The proposed pricing mechanism for fuel is likely to be delayed further by three months and would see the light of day in October, Minister of Power and Energy, Patali Champika Ranawaka said last week.
The proposed formula was expected to be made public mid this year but Ranawaka said that the implementation would have to wait till October as it was still being studied by the relevant stakeholders before getting Cabinet approval.
“Before being gazetted, the formula has now been given to experts and several stakeholders including the Public Utilities Commission of Sri Lanka (PUCSL) for their suggestion and input,” he said.
In addition, the formula will also be made public for suggestions. “The public will be given a month to come forward with their suggestions.

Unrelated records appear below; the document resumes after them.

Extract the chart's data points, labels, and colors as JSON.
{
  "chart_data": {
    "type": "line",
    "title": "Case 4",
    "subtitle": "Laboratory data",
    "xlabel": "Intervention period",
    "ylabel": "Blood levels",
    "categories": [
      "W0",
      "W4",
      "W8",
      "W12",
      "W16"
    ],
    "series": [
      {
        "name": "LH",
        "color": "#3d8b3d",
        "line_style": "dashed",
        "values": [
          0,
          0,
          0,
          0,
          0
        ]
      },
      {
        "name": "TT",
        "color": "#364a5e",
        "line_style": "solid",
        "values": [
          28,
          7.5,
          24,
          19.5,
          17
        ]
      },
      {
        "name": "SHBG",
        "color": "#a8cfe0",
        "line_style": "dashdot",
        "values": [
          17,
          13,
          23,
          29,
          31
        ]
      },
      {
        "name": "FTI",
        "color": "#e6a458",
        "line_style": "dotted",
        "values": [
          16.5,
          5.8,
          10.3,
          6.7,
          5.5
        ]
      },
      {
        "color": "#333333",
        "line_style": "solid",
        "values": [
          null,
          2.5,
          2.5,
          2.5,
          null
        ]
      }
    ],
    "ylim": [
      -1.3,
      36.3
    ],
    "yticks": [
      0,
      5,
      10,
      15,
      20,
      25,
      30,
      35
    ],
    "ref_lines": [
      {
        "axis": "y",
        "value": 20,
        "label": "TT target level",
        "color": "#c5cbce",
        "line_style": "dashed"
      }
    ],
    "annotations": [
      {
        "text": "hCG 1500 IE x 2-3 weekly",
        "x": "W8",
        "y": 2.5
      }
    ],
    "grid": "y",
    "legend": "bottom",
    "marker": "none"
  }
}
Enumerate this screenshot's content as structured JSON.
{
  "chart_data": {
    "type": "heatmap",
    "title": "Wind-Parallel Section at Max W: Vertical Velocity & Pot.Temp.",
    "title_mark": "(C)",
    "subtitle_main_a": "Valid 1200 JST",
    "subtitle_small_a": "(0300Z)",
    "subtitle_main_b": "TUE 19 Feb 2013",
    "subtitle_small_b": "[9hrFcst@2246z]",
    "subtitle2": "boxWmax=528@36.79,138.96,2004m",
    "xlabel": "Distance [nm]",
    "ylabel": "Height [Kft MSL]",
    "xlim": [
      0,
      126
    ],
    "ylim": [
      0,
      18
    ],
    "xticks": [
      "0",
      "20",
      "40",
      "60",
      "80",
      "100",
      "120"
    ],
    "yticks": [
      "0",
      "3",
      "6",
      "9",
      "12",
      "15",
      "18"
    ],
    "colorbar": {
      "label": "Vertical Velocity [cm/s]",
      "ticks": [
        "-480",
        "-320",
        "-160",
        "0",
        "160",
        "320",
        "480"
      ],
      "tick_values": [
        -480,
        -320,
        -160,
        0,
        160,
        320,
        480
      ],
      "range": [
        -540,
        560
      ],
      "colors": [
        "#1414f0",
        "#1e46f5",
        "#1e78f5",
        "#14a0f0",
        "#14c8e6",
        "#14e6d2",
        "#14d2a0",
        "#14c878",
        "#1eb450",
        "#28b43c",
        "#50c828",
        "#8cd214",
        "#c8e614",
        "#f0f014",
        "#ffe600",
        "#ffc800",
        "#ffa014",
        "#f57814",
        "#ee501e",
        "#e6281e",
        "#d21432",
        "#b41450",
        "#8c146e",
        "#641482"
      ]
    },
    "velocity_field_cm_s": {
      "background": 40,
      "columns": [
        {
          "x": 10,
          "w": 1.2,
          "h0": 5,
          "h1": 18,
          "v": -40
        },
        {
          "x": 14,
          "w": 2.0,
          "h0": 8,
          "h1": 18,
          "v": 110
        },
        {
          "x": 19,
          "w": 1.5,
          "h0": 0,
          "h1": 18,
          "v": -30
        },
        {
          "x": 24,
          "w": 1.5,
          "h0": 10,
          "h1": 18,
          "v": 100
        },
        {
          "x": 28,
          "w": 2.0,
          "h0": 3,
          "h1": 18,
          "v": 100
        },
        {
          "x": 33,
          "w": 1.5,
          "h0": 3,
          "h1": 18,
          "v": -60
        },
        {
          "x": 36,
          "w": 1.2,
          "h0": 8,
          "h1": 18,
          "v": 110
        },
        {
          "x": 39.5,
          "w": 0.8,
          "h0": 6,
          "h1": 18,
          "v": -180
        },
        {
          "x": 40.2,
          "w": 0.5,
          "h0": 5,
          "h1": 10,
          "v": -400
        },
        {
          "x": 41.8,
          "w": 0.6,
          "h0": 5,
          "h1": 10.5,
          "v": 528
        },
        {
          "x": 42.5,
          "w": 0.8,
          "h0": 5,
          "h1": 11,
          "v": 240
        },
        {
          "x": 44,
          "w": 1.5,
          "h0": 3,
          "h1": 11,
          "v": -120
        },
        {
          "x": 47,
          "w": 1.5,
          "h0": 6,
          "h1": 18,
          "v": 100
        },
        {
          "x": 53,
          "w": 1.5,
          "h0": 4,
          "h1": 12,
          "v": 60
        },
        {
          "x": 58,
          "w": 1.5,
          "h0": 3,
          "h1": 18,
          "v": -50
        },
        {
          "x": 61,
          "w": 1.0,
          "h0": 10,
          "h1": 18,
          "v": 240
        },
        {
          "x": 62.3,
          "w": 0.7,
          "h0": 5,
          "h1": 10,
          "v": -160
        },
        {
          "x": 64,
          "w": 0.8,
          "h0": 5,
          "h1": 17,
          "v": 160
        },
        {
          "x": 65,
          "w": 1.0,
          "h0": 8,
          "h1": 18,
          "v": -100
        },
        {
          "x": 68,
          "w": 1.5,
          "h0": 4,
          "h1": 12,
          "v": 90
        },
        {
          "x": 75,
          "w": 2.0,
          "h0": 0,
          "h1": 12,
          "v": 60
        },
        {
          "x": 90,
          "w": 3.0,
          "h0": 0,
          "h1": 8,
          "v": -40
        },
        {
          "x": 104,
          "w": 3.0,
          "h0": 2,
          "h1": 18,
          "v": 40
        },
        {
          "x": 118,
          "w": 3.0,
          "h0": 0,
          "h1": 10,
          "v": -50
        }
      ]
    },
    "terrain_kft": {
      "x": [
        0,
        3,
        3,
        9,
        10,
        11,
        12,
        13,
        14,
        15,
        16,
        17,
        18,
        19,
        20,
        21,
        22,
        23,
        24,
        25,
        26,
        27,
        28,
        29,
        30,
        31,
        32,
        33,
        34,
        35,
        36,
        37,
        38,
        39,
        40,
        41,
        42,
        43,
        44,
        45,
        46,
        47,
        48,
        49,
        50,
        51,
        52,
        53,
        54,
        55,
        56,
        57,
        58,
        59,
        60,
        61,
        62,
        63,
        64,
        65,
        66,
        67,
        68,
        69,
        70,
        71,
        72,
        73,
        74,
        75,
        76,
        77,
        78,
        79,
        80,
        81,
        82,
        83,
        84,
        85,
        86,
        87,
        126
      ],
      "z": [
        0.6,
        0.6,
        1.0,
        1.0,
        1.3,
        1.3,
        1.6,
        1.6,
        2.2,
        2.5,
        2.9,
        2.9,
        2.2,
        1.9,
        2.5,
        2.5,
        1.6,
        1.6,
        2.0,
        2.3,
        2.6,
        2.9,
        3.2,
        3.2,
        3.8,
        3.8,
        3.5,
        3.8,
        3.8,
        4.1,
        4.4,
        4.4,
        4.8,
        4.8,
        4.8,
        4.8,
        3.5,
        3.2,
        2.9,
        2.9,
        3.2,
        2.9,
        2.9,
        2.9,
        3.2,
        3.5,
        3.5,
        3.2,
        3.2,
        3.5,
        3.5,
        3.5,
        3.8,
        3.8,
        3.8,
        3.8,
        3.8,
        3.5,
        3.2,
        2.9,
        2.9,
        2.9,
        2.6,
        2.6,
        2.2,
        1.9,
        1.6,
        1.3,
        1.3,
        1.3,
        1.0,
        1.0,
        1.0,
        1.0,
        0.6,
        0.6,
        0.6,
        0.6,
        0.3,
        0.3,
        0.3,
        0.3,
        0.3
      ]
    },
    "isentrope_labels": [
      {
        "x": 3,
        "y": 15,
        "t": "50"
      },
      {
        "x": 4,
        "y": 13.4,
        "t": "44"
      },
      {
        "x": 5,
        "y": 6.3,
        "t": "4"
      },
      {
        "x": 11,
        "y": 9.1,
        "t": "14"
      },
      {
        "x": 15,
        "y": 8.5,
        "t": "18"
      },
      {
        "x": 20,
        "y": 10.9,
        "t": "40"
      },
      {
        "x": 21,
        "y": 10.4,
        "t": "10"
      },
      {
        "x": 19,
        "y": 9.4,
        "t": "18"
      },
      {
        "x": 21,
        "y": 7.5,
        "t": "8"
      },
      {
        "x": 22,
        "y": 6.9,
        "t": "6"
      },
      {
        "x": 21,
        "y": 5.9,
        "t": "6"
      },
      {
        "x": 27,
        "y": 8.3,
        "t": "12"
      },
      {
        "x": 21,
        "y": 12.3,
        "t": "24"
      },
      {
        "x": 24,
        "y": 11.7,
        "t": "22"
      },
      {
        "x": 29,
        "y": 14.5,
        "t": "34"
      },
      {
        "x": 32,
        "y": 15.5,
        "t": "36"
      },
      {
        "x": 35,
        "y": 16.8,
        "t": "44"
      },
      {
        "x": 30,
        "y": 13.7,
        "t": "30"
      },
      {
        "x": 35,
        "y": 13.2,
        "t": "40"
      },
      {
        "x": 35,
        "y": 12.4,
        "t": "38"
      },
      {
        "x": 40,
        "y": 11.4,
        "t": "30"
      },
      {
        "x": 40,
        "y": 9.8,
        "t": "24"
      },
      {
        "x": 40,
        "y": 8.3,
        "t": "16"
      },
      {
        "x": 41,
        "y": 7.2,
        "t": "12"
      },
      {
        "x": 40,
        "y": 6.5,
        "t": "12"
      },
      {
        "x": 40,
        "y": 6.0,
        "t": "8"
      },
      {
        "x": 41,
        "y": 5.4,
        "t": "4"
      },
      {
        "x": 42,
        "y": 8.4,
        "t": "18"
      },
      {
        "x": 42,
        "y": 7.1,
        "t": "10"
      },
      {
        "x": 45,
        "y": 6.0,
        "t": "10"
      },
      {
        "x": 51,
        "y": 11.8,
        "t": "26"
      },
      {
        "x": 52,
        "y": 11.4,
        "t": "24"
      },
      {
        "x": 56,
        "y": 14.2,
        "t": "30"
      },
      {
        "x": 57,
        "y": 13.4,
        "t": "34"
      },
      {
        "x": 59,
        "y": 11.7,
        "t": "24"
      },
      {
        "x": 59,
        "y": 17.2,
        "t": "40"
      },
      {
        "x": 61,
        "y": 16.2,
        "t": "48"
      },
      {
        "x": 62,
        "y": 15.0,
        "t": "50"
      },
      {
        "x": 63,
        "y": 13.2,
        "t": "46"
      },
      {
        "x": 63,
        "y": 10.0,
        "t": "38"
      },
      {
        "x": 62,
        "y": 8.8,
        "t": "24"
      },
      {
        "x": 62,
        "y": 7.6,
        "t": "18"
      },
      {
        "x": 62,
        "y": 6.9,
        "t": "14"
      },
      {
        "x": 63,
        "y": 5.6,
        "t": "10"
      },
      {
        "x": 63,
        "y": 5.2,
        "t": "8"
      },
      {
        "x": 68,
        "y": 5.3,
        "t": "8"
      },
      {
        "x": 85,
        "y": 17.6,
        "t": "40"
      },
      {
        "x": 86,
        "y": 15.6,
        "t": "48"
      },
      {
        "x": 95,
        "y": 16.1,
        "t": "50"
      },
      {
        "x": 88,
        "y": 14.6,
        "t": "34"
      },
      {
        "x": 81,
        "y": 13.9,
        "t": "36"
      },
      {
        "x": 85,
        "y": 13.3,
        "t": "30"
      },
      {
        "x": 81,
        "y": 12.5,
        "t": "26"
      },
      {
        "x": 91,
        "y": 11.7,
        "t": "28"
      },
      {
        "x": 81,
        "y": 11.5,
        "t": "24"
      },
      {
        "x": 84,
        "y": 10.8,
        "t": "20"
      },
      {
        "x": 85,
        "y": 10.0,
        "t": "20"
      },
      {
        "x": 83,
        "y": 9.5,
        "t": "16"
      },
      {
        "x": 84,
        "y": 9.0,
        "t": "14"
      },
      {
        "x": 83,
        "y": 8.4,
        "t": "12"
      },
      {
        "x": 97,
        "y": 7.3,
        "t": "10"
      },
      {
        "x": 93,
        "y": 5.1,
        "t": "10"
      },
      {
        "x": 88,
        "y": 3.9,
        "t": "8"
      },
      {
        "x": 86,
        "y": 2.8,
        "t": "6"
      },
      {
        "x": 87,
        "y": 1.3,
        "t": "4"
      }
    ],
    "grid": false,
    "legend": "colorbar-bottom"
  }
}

It is a long process and therefore will take some time to be implemented,” the Minister added.
Meanwhile, institutions such as the Ceylon Petroleum Corporation (CPC) and Lanka Indian Oil Company (LIOC) stated that they had recorded losses during the past few months after the government reduced fuel prices in January.
The LIOC said it had written to the Power and Energy Ministry and the Treasury, expressing their concerns over the continuous losses faced after the Government had reduced the fuel prices in January this year.
According to reports, the LIOC had to bear a loss of Rs.25 per liter of petrol due to the current pricing.
Ranawaka stated that the losses faced by the LIOC and the CPC was due to the taxes imposed and added that they made a request for tax reduction on imports.
Accordingly, the price of a barrel of crude oil was USD 45 when fuel prices were reduced in January and had now increased to USD 65.
Ranawaka, however, stated that the losses recorded by both institutions were due to taxes and added that a request had been submitted to slash tax on fuel imports.
Meanwhile, petroleum analysts stated that the increase in crude oil prices in the world market did not warrant an increase in Sri Lanka at the moment.
Petroleum Analyst at the Petroleum Resources Development Secretariat (PRDS), Ranali Perera stated that there would not be a drastic change in crude oil prices in the world market for the next two years.
“Fuel prices locally are not decided based on world market prices alone. It is decided based on several aspects such as the demand, government policies and several other factors. Therefore, at the moment, the price of fuel does not warrant a change despite the price increase in the world market, she said.